The Nest: A DIY approach to storytelling

Kenyan arts collective The Nest makes impressive use of limited resources – from running a radio station out of their bathroom to making an award-winning film.

In this video we interview Sunny Dolat and Wangechi Ngugi of The Nest, a collective of filmmakers, writers, artists and designers in Nairobi. Dolat is a fashion stylist and creative director for The Nest’s fashion films, produced under its Chico Leco programme. Ngugi is the producer behind the collective’s breakout feature The Stories of Our Lives and fashion films such as To Catch a Dream

The Nest, says Dolat, plays a vital role in Nairobi’s creative scene because it provides a space for critical conversation and, as Ngugi puts it, “things that are seen as a taboo to talk about”.

Defying the current climate of discrimination and homophobia in Kenya, Stories of Our Lives dramatises true accounts of gay experience in the country. “The depiction of the Kenyan queer community in a sense didn’t exist before the film,” says Dolat.

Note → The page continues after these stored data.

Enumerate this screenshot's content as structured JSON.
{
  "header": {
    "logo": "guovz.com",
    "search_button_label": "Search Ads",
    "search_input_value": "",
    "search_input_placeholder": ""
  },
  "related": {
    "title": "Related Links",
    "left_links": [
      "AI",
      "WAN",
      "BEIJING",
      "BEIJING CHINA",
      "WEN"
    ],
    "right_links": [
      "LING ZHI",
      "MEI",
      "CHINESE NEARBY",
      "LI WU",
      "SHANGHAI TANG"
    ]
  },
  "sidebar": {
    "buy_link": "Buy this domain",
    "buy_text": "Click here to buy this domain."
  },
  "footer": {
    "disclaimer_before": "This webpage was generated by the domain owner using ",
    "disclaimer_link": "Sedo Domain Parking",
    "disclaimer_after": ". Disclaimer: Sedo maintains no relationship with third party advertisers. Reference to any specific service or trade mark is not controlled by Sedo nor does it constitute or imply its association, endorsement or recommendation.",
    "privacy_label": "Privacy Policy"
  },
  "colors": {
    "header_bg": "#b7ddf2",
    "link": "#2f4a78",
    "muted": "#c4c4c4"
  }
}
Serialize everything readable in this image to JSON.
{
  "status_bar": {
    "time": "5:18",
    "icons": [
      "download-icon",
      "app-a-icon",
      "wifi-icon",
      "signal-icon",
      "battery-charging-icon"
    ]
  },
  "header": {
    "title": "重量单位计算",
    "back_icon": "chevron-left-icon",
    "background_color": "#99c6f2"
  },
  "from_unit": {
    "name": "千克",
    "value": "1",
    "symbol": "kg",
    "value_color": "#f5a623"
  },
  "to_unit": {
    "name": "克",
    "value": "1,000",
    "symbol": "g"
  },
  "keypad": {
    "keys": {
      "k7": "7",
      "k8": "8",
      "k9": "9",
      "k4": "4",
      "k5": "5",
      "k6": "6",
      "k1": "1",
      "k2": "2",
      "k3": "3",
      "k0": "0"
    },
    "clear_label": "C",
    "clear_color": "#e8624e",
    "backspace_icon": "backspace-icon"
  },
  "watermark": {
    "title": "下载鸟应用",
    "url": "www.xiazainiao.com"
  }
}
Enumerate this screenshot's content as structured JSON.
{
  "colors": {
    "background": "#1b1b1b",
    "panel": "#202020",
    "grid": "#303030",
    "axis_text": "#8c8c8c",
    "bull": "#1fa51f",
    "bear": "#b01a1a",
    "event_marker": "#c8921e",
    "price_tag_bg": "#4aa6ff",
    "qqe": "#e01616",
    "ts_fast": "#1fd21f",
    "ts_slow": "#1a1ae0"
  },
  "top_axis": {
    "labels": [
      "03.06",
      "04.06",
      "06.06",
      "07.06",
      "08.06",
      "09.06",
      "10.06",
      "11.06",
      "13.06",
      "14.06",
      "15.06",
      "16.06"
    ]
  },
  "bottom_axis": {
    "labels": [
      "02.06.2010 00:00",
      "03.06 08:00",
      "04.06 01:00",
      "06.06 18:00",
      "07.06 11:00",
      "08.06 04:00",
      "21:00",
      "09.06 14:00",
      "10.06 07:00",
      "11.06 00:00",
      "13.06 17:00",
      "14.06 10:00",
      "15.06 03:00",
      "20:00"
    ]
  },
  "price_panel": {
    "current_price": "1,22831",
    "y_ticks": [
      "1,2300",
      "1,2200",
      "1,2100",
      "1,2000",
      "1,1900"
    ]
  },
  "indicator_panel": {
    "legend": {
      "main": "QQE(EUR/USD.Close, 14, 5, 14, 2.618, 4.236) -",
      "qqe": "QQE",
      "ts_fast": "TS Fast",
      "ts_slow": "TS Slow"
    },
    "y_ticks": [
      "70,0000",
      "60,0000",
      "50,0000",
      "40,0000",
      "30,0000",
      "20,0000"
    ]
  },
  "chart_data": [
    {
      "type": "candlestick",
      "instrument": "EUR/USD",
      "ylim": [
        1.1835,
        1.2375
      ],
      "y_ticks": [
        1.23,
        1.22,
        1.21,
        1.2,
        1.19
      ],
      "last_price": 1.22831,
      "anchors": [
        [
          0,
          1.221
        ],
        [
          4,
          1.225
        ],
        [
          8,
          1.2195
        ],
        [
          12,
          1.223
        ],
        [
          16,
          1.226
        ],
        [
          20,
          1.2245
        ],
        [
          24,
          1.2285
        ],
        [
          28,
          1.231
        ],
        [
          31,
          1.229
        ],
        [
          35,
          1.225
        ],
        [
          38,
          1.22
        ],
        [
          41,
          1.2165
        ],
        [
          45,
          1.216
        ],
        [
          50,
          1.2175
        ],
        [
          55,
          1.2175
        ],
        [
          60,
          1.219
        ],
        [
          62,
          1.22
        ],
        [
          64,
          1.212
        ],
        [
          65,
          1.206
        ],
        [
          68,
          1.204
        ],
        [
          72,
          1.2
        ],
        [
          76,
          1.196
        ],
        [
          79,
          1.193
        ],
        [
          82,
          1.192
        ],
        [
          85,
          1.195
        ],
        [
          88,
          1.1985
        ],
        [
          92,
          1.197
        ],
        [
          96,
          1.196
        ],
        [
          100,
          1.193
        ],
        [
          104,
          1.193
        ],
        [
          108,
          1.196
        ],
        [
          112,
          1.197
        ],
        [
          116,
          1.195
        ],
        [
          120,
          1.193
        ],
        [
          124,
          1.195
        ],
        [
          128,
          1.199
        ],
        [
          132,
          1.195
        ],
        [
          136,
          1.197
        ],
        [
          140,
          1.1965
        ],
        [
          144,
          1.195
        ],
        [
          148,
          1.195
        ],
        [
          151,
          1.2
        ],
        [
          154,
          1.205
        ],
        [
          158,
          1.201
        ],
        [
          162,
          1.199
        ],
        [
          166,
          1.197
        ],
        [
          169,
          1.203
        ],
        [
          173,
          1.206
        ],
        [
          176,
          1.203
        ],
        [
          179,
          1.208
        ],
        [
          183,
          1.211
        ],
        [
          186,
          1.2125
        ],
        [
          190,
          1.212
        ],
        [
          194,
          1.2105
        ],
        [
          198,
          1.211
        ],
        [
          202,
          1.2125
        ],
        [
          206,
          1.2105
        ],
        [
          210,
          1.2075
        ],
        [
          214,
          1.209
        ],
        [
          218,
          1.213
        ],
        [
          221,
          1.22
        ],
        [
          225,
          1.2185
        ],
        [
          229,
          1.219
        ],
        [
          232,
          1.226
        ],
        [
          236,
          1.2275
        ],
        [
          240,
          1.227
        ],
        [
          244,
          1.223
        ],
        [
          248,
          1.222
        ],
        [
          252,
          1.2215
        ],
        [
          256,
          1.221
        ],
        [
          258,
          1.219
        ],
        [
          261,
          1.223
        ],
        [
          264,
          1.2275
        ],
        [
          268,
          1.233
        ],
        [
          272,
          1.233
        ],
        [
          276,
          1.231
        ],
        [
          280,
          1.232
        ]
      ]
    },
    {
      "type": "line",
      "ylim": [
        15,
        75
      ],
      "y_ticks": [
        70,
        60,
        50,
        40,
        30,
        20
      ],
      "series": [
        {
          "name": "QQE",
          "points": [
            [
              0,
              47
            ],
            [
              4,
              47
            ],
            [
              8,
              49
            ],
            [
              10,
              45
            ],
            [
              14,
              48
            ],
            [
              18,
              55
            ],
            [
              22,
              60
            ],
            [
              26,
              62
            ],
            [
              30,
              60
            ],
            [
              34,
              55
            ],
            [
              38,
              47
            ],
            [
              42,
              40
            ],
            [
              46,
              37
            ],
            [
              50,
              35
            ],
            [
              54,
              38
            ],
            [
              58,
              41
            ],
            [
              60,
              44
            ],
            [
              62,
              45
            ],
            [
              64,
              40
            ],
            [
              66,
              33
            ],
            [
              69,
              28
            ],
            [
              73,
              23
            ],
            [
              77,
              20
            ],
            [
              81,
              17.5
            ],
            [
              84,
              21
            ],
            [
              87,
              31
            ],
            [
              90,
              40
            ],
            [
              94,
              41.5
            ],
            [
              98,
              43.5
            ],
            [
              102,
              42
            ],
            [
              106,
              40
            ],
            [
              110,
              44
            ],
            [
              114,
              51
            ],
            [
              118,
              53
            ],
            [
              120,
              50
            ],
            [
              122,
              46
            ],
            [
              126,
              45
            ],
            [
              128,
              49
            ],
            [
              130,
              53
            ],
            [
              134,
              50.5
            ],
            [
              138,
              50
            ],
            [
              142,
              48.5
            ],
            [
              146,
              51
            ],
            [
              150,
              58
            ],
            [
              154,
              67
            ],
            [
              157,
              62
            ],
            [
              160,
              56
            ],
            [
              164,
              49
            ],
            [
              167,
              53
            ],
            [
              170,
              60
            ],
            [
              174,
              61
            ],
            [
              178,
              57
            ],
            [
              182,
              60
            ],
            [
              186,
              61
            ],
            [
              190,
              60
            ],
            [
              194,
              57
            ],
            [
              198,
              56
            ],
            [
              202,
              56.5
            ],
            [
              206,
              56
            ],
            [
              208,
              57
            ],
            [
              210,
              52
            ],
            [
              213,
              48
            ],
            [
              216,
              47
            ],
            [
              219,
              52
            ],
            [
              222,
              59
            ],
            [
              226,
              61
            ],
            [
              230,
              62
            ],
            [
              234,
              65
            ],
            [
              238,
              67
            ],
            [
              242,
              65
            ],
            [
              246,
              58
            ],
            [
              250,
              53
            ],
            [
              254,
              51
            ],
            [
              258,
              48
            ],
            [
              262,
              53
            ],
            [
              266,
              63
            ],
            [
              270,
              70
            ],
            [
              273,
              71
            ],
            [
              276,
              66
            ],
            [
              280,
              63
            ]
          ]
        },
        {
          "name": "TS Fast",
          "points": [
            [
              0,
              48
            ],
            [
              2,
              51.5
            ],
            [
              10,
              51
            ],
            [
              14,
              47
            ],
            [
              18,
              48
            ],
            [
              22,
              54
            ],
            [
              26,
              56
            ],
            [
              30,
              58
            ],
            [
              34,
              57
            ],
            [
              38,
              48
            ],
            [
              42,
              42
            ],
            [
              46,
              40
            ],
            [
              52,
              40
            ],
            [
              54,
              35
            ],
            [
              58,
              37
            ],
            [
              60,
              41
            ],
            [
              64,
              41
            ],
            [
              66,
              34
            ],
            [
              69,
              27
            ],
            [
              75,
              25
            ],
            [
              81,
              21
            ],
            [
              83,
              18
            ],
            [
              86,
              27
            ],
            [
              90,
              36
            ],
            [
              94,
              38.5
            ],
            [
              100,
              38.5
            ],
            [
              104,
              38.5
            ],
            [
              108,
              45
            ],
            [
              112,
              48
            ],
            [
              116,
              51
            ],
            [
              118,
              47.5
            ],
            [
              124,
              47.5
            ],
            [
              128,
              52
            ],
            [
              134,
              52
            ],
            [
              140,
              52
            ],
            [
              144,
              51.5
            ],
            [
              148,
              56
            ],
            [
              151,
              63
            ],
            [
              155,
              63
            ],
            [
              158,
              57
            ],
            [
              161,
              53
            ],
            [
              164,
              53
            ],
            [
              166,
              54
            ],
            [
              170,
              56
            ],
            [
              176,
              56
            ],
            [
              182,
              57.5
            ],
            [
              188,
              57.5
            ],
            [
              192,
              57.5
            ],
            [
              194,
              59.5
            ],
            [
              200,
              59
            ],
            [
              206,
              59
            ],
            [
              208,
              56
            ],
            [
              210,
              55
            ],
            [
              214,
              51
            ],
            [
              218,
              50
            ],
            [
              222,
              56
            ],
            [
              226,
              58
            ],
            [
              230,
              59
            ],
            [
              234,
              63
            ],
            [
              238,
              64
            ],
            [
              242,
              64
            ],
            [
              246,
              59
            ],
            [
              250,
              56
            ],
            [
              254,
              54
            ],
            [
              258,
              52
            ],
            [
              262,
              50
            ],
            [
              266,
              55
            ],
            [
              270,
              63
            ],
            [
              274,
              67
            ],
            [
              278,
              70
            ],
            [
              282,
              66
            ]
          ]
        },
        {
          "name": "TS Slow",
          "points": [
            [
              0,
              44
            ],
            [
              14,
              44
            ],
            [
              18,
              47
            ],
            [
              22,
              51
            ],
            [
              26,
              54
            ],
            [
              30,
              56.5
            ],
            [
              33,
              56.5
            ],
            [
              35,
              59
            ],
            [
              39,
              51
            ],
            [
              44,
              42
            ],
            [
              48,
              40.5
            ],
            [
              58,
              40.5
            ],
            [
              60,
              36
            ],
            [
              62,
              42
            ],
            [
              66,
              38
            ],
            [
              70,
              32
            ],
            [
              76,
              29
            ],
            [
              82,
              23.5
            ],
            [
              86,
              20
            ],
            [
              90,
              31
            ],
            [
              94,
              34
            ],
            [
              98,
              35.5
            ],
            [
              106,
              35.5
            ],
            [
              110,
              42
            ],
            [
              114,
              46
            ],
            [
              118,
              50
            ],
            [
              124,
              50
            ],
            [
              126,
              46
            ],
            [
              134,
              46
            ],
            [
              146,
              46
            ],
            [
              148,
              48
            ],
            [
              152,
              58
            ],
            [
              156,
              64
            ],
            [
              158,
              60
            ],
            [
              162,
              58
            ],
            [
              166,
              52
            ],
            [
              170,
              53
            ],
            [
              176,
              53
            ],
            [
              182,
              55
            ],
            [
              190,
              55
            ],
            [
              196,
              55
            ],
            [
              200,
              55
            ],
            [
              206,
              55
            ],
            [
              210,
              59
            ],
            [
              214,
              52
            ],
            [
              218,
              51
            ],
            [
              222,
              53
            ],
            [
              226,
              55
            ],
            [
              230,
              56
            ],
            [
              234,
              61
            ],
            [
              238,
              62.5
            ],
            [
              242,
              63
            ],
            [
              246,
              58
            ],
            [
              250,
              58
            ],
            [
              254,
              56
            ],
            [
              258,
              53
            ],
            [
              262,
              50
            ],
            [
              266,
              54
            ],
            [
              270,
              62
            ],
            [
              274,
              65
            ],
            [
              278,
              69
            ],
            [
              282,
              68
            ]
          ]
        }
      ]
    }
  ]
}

The film was shot using a single Canon DSLR video camera, with virtually everyone at The Nest pitching in to help and learning on the job.

The collective describes their approach to story telling as do-it-yourself: “We’ve always had a DIY approach to things,” says Dolat. “For a little while we ran a radio station out of our bathroom,”

Stories of Our Lives, which screened at Design Indaba Film Festival 2015, remains banned in Kenya, despite picking up acclaim and awards abroad.

The Nest presented its work along with four other African creative collectives in the Africa Is Now exhibition at Design Indaba Expo 2015.